2024年 1票得票作品
【VR】出張先のスナックで出会ったママが乳首ビンビン巨乳で誘惑してきたのでお店で!さらに自宅で!ほろ酔いぶっ飛び2SEX VR 8Kだからママの性格の良さとエロさが丸わかり!地方のスナックに来てよかった神体験!!
メーカーレゾレボVR
監督ジーニアス膝
出演二宮もも
得票数1
投票者レビュー
高校生の頃、アルバイトしてお金を貯め、鈍行列車を青春18切符で乗り継いで、乗鞍高原へスキーに行った。
松本電鉄に乗り換える待ち時間、松本駅コンコースの売店で店のおばさんに声をかけられた。「どこから来たの?」「スキー? 友達と?」と二言三言言葉をかわして少しの沈黙ののち、おばさんは思いきったように「ちょっと、抱いてもいい?」と切り出した。私があまりにかわいいので、どうしても抱っこしたいのだと言う。返事を聞く前に彼女はするすると近づきとまどう私を抱きしめた。
おそらく彼女にとっても大胆すぎる行為だったのか、ぐいぐいきたわりに抱擁はごく短く、体を離したおばさんは恥ずかしそうに売り物の長野名産りんごチップス1袋をお礼だと寄越したのだった。
こういう物語がAVをAVたらしめているのではないだろうか。
学校になじめず田舎の親戚に預けられ親戚のおばさんとだったり、10年ぶりに会った初恋の彼女がヤリマンになっていたり、妹に勉強教えてあげるかわりに姉がエッチを教えてくれたり、教え子、レイヤー、乳タイツ、ただセックスを見せるのではなく、エッチが生じるだろう設定を多くのAVは持つ。
しかし、この設定が正しく機能することはまれだ。導入部分がせいぜいで効果的に使われる作品はほぼない。効果的に使おうとするあまり、セックスの途中に何度も「社長、もう秘密をうちあけてもいいんじゃない?」と女企業スパイに言われるとむしろ醒める(KMP作品)から、設定に忠実であるのが足かせになるのもまたAVだ。

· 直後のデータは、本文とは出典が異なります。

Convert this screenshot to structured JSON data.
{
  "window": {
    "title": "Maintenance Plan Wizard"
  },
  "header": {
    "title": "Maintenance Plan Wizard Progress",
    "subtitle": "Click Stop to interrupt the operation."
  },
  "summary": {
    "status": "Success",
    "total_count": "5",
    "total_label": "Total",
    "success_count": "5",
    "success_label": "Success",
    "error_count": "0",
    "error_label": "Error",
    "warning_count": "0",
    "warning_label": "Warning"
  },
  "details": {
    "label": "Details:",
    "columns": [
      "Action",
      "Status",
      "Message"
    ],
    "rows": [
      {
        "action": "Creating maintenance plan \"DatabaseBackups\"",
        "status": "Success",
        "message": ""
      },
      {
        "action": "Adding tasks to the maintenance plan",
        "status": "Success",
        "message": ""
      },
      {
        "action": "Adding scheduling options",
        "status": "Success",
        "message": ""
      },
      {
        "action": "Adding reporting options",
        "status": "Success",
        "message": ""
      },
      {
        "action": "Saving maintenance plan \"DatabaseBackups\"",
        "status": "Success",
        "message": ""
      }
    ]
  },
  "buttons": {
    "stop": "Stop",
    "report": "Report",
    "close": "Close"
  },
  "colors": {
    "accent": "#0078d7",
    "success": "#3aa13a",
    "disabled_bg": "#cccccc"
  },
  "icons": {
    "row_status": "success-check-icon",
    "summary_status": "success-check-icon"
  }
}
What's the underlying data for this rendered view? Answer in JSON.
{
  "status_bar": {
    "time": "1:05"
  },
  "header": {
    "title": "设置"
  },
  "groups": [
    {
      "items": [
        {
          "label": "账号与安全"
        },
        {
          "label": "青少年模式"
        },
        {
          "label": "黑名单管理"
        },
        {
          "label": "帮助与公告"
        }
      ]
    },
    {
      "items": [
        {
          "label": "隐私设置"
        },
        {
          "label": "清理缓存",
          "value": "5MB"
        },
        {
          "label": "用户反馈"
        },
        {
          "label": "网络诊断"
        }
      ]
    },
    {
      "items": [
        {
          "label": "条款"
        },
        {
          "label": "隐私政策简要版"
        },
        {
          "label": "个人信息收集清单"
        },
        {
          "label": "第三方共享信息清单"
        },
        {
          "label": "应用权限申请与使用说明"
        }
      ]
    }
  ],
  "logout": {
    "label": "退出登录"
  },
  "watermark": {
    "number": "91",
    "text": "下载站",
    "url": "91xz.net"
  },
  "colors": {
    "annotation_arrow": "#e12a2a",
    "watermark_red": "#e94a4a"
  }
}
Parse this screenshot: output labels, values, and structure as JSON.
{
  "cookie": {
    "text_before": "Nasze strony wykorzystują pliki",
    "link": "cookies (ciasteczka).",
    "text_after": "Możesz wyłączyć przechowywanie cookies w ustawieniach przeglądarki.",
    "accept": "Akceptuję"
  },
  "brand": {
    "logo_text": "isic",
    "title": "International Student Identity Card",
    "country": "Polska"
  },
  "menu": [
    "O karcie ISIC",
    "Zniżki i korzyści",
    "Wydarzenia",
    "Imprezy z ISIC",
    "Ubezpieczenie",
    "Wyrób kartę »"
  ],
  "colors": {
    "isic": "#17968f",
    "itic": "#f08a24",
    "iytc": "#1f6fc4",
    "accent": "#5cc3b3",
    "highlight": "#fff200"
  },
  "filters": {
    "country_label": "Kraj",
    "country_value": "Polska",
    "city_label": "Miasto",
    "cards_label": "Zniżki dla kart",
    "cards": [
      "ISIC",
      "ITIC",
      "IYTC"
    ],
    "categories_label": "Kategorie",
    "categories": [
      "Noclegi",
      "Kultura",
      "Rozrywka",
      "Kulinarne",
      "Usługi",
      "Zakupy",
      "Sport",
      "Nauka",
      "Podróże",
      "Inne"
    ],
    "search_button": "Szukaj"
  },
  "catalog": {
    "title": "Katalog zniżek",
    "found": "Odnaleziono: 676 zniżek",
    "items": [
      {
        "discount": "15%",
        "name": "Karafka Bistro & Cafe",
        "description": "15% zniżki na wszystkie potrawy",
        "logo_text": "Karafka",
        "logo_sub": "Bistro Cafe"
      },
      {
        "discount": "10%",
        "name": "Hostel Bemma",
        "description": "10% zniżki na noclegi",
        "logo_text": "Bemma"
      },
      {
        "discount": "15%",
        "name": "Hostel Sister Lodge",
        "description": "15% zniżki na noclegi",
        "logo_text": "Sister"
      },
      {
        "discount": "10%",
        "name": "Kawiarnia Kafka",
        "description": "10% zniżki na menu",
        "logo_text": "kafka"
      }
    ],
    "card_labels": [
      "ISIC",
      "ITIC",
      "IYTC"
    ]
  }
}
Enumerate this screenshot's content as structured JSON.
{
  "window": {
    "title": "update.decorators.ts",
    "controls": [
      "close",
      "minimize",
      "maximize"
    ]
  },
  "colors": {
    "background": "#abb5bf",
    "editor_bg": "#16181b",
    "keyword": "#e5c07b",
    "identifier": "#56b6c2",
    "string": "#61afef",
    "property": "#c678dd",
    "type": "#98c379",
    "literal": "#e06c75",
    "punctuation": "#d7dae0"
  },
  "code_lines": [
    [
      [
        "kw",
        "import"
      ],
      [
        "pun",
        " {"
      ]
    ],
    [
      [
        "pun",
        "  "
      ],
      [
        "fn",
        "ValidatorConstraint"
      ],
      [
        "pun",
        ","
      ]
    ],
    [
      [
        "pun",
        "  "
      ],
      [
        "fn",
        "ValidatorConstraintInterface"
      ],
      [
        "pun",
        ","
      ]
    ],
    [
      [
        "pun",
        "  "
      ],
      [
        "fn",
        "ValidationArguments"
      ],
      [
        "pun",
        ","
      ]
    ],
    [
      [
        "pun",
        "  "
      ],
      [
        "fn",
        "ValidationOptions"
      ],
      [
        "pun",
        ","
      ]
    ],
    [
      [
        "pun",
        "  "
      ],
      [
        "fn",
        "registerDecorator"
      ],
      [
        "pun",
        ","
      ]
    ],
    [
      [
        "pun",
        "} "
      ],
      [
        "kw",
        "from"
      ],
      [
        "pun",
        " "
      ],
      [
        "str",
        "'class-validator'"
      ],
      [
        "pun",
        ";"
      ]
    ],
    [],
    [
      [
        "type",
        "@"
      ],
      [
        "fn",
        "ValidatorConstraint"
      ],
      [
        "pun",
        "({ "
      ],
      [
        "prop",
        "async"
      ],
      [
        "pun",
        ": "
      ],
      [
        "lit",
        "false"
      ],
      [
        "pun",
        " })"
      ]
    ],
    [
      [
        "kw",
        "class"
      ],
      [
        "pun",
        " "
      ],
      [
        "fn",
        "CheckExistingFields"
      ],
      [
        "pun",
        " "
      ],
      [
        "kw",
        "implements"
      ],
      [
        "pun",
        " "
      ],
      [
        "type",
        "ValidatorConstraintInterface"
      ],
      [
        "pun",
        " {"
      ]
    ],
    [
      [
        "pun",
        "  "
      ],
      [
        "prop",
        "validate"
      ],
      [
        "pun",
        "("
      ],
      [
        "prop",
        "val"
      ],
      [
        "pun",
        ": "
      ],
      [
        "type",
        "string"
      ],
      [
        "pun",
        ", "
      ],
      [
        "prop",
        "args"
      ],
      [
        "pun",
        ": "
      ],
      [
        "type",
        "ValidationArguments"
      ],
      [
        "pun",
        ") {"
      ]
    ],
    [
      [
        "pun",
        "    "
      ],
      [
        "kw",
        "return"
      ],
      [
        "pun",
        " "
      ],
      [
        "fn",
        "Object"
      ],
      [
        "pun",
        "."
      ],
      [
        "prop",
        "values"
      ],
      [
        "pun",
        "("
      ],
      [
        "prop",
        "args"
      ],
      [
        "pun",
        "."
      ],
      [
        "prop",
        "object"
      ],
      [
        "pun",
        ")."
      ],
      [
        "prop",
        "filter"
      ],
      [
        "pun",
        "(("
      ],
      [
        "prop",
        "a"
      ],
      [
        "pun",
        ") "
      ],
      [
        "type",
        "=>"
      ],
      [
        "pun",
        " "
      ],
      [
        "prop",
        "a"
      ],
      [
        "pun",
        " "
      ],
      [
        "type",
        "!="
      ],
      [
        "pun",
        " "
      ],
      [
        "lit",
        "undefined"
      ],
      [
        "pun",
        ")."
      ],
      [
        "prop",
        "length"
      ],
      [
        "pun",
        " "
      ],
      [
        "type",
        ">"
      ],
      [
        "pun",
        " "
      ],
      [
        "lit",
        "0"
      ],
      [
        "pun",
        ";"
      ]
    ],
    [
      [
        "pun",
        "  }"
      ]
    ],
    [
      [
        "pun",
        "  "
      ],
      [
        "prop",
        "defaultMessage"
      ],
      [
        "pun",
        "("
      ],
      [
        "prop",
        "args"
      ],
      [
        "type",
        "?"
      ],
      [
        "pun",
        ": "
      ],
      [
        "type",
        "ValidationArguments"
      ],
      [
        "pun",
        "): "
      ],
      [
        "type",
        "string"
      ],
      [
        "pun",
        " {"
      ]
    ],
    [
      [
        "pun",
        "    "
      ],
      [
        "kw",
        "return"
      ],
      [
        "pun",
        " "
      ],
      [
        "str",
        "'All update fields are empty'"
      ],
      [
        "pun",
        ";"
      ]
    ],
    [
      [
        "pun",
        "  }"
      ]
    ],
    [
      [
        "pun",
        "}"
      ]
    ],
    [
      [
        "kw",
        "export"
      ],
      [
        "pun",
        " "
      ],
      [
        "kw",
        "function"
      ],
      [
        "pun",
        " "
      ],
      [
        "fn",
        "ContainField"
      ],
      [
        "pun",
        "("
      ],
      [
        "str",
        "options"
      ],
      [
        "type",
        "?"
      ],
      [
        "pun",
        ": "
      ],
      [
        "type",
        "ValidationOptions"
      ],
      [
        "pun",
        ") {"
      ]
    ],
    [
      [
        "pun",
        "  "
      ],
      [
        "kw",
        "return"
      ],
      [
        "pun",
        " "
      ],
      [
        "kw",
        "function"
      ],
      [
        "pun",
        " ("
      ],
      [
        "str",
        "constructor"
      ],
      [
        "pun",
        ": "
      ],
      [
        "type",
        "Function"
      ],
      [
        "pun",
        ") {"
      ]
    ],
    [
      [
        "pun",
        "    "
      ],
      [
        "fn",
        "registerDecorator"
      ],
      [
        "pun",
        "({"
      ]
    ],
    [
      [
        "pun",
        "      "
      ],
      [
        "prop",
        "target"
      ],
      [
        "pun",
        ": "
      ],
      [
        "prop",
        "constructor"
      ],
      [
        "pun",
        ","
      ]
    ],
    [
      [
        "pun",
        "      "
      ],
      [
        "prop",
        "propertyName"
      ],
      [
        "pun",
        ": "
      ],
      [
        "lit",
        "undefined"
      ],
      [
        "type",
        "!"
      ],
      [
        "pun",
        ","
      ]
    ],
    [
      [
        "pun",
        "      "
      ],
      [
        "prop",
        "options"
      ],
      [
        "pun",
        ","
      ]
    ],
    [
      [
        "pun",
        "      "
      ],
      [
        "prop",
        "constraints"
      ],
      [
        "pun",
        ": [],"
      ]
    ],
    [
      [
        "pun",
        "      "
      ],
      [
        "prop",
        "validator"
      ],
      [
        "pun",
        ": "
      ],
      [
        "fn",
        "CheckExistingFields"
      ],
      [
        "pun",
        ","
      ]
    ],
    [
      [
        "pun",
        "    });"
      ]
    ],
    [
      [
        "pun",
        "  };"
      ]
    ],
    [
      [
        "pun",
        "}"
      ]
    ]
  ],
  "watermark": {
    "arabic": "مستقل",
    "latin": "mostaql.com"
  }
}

ジーニアス膝監督は、またしてもこの足かせをむしろ傑作を生み出す「ゆりかご」にした(『【新感覚ドラマVR!】ボクにとって動画ってやつは結局夢と同じで、ぬくもりも無ければ香りもしないが、そこでしか存在しない君を想う不適当な温度感 麻里梨夏』レビュー参照のこと)。
スナックのママといきずりのセックス、そして翌朝を描くこの作品にとてつもないエモさ、同じような設定のVR AV作品群には無かったエモさが発生するのは、セックスと物語が一体となって立ち現れるからだ。
このエモさはミュージカルのエモさと似ている。ミュージカルとは(全部歌のタイプもあるが)通常の芝居のさなかに突如歌がはじまるのが醍醐味だ。見慣れなければ奇異にうつるが、芝居の中で醸成され、凡庸なセリフでは表現しきれない感情が歌となってほとばしる瞬間がミュージカルのエモさだ。2020年大みそかのTV番組『絶対に笑ってはいけない』で神田沙也加と井上芳雄というミュージカルの大スターが登場したのを「笑ってはいけな」かったのは、素養のない人にはこれが異物でしかないからだろう。
セックス中、二宮ももが思わず知らず口走るセリフのエモさ。『レ・ミゼラブル』のファンティーヌが「夢をみていたわ〜」と歌い出したときのような強烈なエモさと同質だと私は言い切る。セックス中のセリフとはともすれば異物であり、芝居の中の歌のようなものだ。それが異物ではなくエモくなるのは繰り返すが、セックスと物語が一体となっていることによる。そして幸いなことに我々にはVR AVの素養がりんごチップスをいきずりの高校生にあげるほどある。
りんごチップスのおばさんのように、昂ぶったあまりにふだんとしないことをしてしまう瞬間、情動に突き動かされてしまった稀有な瞬間に立ち会えるのだ。